Avant propos : Parait-il que je suis célèbre et parait-il que la miss voulait que je lui écrive un ch’tit article pour son blog. C’est maintenant chose faite. 
Pour bon nombre de gens (des abrutis assurément)
Windstruck est la préquelle de
My sassy girl. Mais ça serait oublier qu’on est pas dans
Star Wars. Et nier la complexité des liens qui unissent les deux films. Enfin, la complexité de
Windstruck.
Car si
My sassy girl n’est rien d’autre que ce qu’il donne à voir, une petite comédie romantique sympatoche et dynamique mais qui en fin de compte ne se défait pas de son ravissant premier degré,
Windstruck empile les niveaux de lecture et accumule les chausse-trappes. A la manière de celle de
Ubik, le roman de
Philip K. Dick, la fin de
Winstruck, en le liant de manière à première vue grossière à
My sassy girl, invite le spectateur à une remise en perspective complète de ce qu’il vient de voir et révèle en
Windstruck un étonnant jeu de miroir qui va bien au delà des simples références et clins d’oeil à des oeuvres antérieures du réalisateur.
Mais passons,
Windstruck n’est pas seulement objet de plaisir formel. C’est un mélo, un gros mélo qui tache. Avec des larmes, des cris, des pleurs et des violons. Mais c’est aussi un gros foutrak de tout plein de genres et de registres différents, un mix improbable comme seuls les asiatiques (et en particulier les coréens) osent en faire.
Windstruck commence comme une comédie romantique (
My sassy girl bis en fait) puis le film bascule et finit en mélodrame. Entre temps il aura tâté du film policier et du gun-fight, de la comédie pure et dure, de la romance nunuche et du film fantastico-merveilleux. Le résultat est une improbable comédie romantico-mélodramatique d’action comme vous n’en avez jamais vu. Et surtout,
Kwak Jae-Yong osera aller au bout des choses, jusqu’au point de rupture.

Windstruck est un film sur siège éjectable. Chaque seconde il manque de franchir les limites de l’acceptable (pour certains, il les a franchi), de trop en faire. Tout le long de la vision du film, le spectateur pense « il va pas le faire, il va pas oser le faire, aaaarrgghh ! il l’a fait ! ». Kwak Jae-Yong pousse le vice jusqu’à utiliser tous les poncifs de la comédie romantique et du mélo, et ce à la puissance dix mille. Les personnages meurent, ressuscitent, et pis non en fait il sont morts, tout ça accompagné d’une reprise du Knocking on Heaven’s door de Bob Dylan ; la caméra tourbillonne dans tous les sens ; les poursuites de bagnoles se déroulent sur fond de K-hip-hop de lover ; et j’en passe et des meilleures. Mais le pire c’est que tout cela est aligné avec un tel culot et une telle maîtrise que ça passe comme du petit lait et qu’on en redemande. Aussi en bon spécialiste du genre Kwak sait désamorcer la banalité de ses scènes en les détournant à la dernière seconde (comme dans cette scène où le couple danse sous la pluie dans ce qui pourrait ressembler à une pub pour Peugeot et que en un petit plan le réalisateur casse complètement le potentiel platement romantique de la séquence).

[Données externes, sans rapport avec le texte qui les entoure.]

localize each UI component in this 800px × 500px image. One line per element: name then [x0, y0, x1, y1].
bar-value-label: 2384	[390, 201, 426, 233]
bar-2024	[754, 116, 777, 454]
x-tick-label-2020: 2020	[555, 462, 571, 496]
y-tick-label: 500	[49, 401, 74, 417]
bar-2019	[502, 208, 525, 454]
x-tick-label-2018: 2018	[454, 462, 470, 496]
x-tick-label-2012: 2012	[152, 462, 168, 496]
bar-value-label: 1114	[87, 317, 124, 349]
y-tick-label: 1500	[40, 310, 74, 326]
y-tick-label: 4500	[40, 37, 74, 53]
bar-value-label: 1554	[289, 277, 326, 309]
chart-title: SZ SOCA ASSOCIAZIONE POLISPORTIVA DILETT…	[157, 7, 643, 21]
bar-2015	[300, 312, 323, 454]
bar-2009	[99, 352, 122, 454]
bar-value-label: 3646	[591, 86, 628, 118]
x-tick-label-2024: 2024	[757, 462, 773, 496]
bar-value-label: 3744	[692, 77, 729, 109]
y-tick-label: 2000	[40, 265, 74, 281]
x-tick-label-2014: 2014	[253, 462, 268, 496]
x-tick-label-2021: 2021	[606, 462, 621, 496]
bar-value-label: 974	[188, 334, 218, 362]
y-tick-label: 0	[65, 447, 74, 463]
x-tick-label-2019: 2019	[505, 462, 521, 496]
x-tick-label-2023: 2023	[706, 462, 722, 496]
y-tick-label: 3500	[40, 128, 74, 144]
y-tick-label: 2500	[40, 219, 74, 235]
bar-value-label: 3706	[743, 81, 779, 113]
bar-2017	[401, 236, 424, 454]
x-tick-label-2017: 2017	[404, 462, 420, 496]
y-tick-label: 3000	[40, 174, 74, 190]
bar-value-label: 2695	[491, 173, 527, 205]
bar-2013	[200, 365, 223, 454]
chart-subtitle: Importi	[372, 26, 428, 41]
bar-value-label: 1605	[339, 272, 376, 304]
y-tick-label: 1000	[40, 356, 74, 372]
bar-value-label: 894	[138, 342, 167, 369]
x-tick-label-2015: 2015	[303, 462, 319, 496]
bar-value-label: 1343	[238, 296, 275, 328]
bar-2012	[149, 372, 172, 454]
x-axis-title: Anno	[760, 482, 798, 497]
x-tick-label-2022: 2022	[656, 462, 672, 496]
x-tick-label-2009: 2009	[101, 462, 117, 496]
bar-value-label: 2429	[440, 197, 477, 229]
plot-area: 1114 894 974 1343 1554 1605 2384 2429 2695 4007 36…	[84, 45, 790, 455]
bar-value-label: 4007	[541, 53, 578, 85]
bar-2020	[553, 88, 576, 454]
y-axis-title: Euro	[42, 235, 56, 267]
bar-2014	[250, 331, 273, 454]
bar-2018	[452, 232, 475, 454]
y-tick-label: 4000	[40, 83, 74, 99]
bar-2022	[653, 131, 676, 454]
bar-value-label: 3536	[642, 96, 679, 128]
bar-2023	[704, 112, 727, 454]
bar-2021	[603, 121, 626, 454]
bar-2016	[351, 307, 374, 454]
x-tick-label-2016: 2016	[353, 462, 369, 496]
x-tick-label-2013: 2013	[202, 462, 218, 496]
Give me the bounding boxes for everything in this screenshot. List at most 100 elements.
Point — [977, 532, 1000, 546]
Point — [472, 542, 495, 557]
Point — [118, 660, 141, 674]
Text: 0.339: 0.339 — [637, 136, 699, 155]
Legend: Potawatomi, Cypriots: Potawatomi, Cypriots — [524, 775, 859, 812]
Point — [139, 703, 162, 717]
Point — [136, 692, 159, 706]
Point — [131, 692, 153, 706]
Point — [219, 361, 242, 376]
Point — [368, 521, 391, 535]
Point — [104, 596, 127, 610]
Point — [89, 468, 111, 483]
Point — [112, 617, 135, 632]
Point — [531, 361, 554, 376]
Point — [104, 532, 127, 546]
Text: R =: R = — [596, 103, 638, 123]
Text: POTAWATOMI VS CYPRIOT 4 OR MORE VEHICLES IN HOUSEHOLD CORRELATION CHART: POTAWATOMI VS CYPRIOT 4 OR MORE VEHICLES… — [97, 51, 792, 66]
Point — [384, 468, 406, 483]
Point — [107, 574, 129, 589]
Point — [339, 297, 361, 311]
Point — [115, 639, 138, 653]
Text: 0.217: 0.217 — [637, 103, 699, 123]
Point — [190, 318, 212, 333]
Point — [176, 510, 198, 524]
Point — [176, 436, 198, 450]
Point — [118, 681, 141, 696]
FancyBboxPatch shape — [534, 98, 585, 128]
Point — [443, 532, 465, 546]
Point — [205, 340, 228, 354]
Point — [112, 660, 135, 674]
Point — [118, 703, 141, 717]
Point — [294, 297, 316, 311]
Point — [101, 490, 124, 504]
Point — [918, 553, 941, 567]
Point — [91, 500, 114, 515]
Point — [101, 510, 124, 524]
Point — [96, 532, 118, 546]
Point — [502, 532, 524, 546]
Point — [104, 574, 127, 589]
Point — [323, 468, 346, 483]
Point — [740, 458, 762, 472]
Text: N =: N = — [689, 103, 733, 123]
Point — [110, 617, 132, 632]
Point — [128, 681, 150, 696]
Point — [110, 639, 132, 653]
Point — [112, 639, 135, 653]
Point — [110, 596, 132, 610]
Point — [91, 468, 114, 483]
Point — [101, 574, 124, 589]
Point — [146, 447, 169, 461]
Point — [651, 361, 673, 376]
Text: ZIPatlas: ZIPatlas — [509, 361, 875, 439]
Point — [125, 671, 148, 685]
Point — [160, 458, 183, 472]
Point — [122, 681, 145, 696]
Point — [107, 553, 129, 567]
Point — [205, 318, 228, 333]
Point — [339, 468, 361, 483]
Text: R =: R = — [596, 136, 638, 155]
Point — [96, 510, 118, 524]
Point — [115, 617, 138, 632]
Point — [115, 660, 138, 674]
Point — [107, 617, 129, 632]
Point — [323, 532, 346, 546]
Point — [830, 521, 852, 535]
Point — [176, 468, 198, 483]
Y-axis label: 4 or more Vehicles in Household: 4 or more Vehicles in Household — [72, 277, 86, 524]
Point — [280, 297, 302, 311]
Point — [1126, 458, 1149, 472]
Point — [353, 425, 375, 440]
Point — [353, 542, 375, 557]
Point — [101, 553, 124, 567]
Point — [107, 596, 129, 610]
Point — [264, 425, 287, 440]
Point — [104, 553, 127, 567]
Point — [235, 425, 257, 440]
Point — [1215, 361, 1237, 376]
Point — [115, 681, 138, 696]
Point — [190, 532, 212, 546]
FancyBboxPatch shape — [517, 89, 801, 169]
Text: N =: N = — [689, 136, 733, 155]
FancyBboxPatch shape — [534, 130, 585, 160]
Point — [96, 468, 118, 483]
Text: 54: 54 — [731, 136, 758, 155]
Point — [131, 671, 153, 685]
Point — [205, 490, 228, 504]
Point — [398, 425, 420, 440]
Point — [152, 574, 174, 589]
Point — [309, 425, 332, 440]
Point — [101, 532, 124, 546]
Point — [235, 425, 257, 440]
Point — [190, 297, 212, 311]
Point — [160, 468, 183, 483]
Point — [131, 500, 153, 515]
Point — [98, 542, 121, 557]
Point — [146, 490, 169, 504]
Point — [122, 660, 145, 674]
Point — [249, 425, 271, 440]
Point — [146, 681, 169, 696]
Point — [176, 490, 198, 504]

Comme je l’ai dit plus haut, Windstruck est un film à plusieurs niveaux de lecture. Non des moindres étant le dilemme de l’héroïne, ne sachant si elle doit vivre pour elle ou sa jumelle décédée à sa place, dilemme qui sous-tend tout le film et lui dicte même sa structure. Windstruck est comme une pièce dont on explore tour à tour les deux faces : comédie romantique et mélodrame. Les scènes se répondent entre elles et se font écho, le plus souvent en négatif, faisant de Windstruck un fascinant jeu de miroir, un génial tour de passe-passe. Poussant le jeu encore plus loin (trop loin ?) My sassy girl devient une uchronie, un futur alternatif dans lequel la jumelle de l’héroïne aurait vécu.

Et petit bonheur non négligeable, le DVD est un petit bijou. Et oui !
3 DVD avec tout plein de bonus (non sous-titrés, faut pas rêver non plus), la magnifique bande originale sur un CD à part (et part en vrac sur un DVD comme trop souvent par chez nous), le tout bénéficiant d’un packaging super classe (mais fragile, aaaarrrggg !) avec boîtier en plexiglas et photo-book troooop bôôôô. Par dessus le marché les menus animés du premier DVD sont des petits poèmes à eux tous seuls, avec des flip-books en bonus caché, c’est supra-fun, super frais avec des couleurs pastel et tout et tout. Glop Glop !
Et comme pour ne rien gâcher, le contenu est à la hauteur du contenant. C'est le bonheur.